When I first read this, I just couldn’t grasp what she was saying. I continued to read this book and recognized that I had finally come across a being that could resonate with my heart on a daily basis. Have you ever been in a constant battle where you find yourself changing subtle things about you in order to “fit in” or “not stir the pot”? I think we have ALL been there.
It’s been one hell of a road trip walking through life being an outsider and looking for your “crew.” I’m all too familiar with this in every important memory of my life. One of my greatest weaknesses is looking back on past friendships and trying to re-evaluate what I had done wrong that caused our friendship to strain and go “sour”. I never really considered that some friendships just aren’t meant to be “lifetime” friendships. Have you ever felt that way? This piercing to your heart you can’t seem to get rid of. Constantly assessing whether you are the root to the problem.

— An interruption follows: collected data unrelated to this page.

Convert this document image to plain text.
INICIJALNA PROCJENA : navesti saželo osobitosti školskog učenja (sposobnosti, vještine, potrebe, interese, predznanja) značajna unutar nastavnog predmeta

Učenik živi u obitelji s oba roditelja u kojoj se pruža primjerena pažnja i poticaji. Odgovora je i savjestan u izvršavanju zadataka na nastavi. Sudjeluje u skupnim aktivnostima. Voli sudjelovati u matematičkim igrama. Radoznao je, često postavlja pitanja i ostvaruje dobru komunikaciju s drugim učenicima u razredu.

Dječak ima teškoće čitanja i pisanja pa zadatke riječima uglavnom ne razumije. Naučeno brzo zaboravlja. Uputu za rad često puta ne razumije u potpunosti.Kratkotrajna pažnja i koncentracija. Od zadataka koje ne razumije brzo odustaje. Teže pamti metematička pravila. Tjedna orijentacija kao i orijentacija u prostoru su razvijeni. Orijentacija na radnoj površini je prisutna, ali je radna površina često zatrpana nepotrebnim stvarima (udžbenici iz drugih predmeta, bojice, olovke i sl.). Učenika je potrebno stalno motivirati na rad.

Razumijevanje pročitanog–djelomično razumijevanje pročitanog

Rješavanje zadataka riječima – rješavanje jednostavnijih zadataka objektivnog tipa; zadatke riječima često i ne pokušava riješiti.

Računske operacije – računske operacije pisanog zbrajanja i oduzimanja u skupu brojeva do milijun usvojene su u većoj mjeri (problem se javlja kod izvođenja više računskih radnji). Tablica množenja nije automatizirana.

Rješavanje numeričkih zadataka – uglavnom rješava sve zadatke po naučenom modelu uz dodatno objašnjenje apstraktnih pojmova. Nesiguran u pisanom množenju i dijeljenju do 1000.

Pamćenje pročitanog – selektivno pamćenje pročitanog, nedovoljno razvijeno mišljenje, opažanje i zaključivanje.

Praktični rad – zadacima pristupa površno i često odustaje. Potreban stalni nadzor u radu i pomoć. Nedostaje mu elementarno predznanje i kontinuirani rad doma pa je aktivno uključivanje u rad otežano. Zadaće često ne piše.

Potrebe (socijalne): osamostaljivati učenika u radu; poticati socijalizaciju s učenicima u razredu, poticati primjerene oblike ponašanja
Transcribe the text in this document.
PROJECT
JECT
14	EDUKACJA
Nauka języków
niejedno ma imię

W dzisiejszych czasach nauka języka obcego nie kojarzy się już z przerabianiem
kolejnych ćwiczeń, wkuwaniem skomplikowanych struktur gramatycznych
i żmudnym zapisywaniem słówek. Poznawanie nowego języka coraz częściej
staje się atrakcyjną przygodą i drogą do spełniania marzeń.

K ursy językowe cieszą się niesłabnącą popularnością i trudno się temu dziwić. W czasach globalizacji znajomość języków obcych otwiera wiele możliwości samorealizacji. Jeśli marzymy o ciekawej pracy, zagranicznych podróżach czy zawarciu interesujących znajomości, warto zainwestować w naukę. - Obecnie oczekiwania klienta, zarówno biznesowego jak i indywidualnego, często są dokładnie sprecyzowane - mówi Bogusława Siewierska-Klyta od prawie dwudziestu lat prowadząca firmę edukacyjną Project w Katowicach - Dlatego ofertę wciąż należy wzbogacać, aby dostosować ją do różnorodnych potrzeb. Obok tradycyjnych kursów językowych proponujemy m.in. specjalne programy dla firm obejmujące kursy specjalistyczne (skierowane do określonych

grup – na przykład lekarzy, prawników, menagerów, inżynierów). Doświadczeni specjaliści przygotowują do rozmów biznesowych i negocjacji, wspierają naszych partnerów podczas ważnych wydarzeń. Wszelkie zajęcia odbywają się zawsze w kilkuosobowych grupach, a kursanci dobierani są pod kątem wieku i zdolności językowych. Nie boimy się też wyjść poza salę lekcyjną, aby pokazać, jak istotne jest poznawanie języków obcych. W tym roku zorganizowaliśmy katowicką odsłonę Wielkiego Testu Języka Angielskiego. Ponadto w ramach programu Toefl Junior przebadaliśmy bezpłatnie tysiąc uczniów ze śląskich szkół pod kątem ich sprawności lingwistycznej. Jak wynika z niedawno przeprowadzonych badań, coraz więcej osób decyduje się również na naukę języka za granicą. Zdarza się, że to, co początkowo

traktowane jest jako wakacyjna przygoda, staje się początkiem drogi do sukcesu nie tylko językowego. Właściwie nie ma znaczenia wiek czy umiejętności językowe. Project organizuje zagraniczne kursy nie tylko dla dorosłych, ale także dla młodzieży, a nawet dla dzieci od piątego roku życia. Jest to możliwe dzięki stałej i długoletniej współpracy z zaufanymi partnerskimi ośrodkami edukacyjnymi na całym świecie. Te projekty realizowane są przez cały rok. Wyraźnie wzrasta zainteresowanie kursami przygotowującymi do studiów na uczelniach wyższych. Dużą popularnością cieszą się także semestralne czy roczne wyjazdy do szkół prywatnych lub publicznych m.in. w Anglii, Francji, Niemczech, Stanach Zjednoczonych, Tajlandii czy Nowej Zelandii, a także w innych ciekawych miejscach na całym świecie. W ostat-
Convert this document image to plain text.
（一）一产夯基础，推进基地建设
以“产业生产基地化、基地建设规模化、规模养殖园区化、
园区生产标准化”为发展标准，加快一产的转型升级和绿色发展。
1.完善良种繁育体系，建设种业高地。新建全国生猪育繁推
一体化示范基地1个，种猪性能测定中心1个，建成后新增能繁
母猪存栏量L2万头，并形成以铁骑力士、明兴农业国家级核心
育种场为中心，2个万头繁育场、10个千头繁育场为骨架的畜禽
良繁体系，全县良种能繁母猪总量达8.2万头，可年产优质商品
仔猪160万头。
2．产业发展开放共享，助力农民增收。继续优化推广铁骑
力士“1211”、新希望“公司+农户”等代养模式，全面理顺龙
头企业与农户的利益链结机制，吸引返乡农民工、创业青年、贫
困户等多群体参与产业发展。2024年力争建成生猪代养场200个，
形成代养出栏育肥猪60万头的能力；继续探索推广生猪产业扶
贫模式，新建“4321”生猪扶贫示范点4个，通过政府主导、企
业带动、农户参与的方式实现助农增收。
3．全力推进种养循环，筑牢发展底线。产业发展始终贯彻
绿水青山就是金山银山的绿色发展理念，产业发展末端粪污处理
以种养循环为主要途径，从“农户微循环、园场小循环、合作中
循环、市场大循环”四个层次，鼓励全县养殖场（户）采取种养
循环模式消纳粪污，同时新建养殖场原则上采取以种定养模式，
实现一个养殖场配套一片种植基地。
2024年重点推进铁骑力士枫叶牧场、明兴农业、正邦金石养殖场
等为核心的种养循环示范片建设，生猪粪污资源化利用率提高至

Listen, I think it’s important to recognize your hurt and work through it rather than use it as a shield and not allow other friendships to flourish. We run to social media for human interaction, that’s what 2017-2019 has been all about. What about the face-to-face interaction? The feeling of joy we receive and connection that feels like fire when we can talk in person for hours? How about laying out new paths and working on developing new skills to tackle those feelings of inadequacy?

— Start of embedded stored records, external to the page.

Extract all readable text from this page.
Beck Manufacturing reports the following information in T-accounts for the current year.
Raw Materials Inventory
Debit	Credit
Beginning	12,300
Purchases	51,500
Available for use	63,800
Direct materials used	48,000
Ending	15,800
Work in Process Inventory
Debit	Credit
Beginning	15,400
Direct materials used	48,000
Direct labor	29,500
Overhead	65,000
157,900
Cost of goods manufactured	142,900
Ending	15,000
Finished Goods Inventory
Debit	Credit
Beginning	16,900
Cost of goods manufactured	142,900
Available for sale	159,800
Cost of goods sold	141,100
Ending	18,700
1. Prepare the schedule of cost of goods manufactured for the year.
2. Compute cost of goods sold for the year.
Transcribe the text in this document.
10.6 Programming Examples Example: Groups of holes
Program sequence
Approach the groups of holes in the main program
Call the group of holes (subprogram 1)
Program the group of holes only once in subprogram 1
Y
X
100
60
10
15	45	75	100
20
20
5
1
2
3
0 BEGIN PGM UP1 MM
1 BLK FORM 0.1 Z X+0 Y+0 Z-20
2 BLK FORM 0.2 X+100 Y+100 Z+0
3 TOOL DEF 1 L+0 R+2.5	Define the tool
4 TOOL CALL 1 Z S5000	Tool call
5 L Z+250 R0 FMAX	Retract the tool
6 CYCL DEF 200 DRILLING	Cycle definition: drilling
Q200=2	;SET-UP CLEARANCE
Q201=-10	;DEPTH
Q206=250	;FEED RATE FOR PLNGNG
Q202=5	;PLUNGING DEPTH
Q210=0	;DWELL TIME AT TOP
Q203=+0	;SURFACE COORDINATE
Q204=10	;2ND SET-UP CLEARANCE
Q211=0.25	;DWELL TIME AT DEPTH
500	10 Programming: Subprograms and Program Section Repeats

I’ve thought long and hard over this as I read over this book. As Scott and I were walking through the bookstore, I turned to him and said, “It would be nice to start a book club with some people. They don’t even have to be women I know, just anyone that is willing to put some time to the side to come together and talk about things that connect us in ways we thought we struggled with alone.”
Scott said I should go ahead and try it, but then fear kicked in. What if, what if I reach out and no one responds? What if I am overthinking that people still get together and do these sorts of things?
I was going against exactly what I had just read. Braving the wilderness is standing alone in what you believe is right and being vulnerable with courage to work through what you fear/desire. Sometimes people will stand with you, and sometimes you will be all alone. But I have a wild heart, and I’m choosing to make this part of my life.
After all, we can only learn what we read if we put it into practice.
Here are a few things I learned:
Boundaries— “You respect my boundaries, and when you’re not clear about what’s okay and not okay, you ask. You’re willing to say no.”
Reliability— “You do what you say you’ll do. This means staying aware of your competencies and are able to deliver on commitments and balance competing priorities.”
Accountability— “You own your own mistakes, apologize, and make amends.”
Vault— “You don’t share information or experiences that are not yours to share. I need to know that my confidences are kept, and that you’re not sharing with me any information about other people that should be confidential.”
Integrity— “You choose courage over comfort. You choose what is right over what is fun, fast, or easy. And you choose to practice your values rather than simply professing them.”
Nonjudgment—” I can ask for what I need, and you can ask for what you need. We can talkami about how we feel without judgment.”
Generosity— “You extend the most generous interpretation possible to the intentions, words, and actions of others.”
Lastly, if you’re reading this, I hope you feel inspired to stay true to yourself, be part of the wilderness, and hopefully reach out to me and join me for some coffee and good talks over a book possibly?
I look forward to hearing from you all.